ReplyDeleteWe have AM=CM=MI and MI^2=MF.MT.

Hence MI is tangent to circumcircle of tr.IFT.

We have Angle MIF = Angle MTI

Lets assume Angle ABD=x, then Angle DEF= 90-A/2 - x/2.

Also Angle MIF = Angle MTI = Angle BIE = 90 - A/2 -x/2 -[(B/2) - x] = C/2 + x/2

Angle BTI= Angle BTM - Angle MTI = C + B/2 - (C/2 + x/2)=C/2+B/2 -x/2=90 -A/2 -x/2=Angle DEF

Since Angle BTI = Angle DEF, quad.BEIT is cylic.
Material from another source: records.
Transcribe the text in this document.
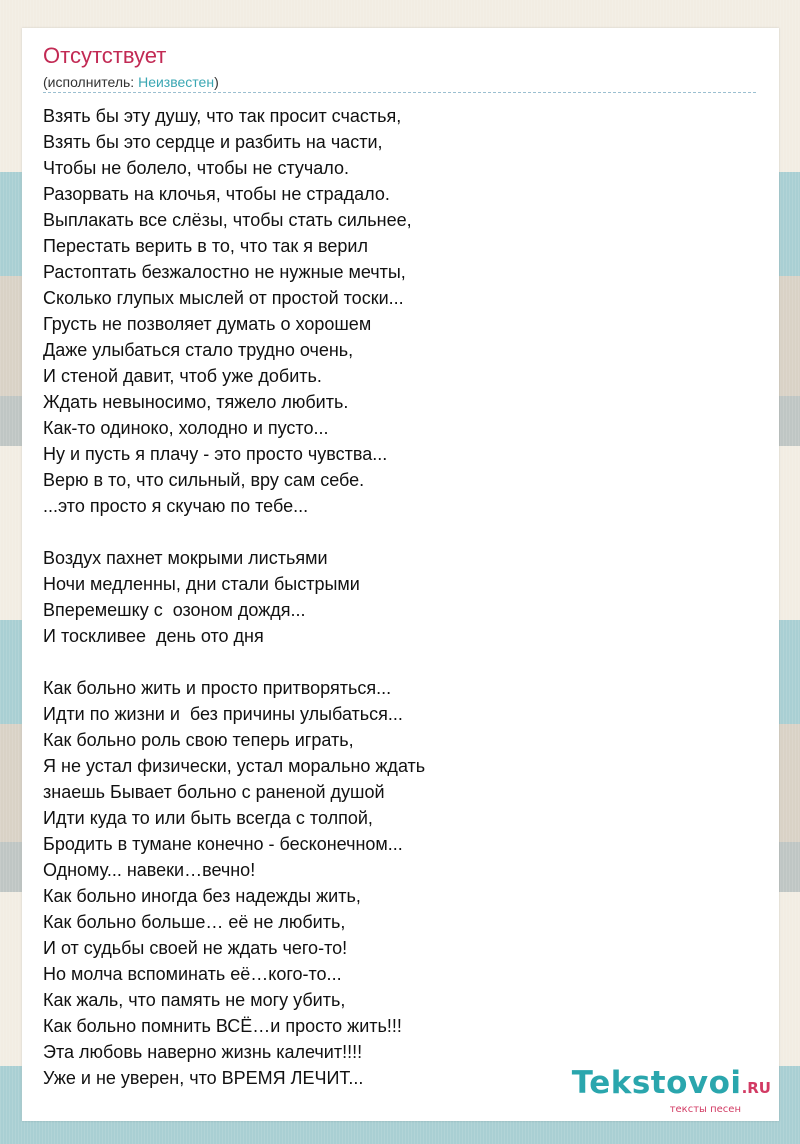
Отсутствует
(исполнитель: Неизвестен)
Взять бы эту душу, что так просит счастья,
Взять бы это сердце и разбить на части,
Чтобы не болело, чтобы не стучало.
Разорвать на клочья, чтобы не страдало.
Выплакать все слёзы, чтобы стать сильнее,
Перестать верить в то, что так я верил
Растоптать безжалостно не нужные мечты,
Сколько глупых мыслей от простой тоски...
Грусть не позволяет думать о хорошем
Даже улыбаться стало трудно очень,
И стеной давит, чтоб уже добить.
Ждать невыносимо, тяжело любить.
Как-то одиноко, холодно и пусто...
Ну и пусть я плачу - это просто чувства...
Верю в то, что сильный, вру сам себе.
...это просто я скучаю по тебе...
Воздух пахнет мокрыми листьями
Ночи медленны, дни стали быстрыми
Вперемешку с  озоном дождя...
И тоскливее  день ото дня
Как больно жить и просто притворяться...
Идти по жизни и  без причины улыбаться...
Как больно роль свою теперь играть,
Я не устал физически, устал морально ждать
знаешь Бывает больно с раненой душой
Идти куда то или быть всегда с толпой,
Бродить в тумане конечно - бесконечном...
Одному... навеки…вечно!
Как больно иногда без надежды жить,
Как больно больше… её не любить,
И от судьбы своей не ждать чего-то!
Но молча вспоминать её…кого-то...
Как жаль, что память не могу убить,
Как больно помнить ВСЁ…и просто жить!!!
Эта любовь наверно жизнь калечит!!!!
Уже и не уверен, что ВРЕМЯ ЛЕЧИТ...	Tekstovoi.RU
тексты песен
We get Angle EBI = Angle ETI = B/2 -x

Angle ETF = Angle ETI + Angle FTI = B/2 -x + C/2 +x/2= B/2 + C/2 - x/2= 90 - A/2 - x/2 = Angle DEF = Angle DFE hence DE and DF are tangent to circle Q.

Also we have Angle IET= Angle Angle MBT=y

Then Angle FTQ=90-y=Angle MTO

It means T,Q and O are colinear, hence Circle Q and O touch at point T.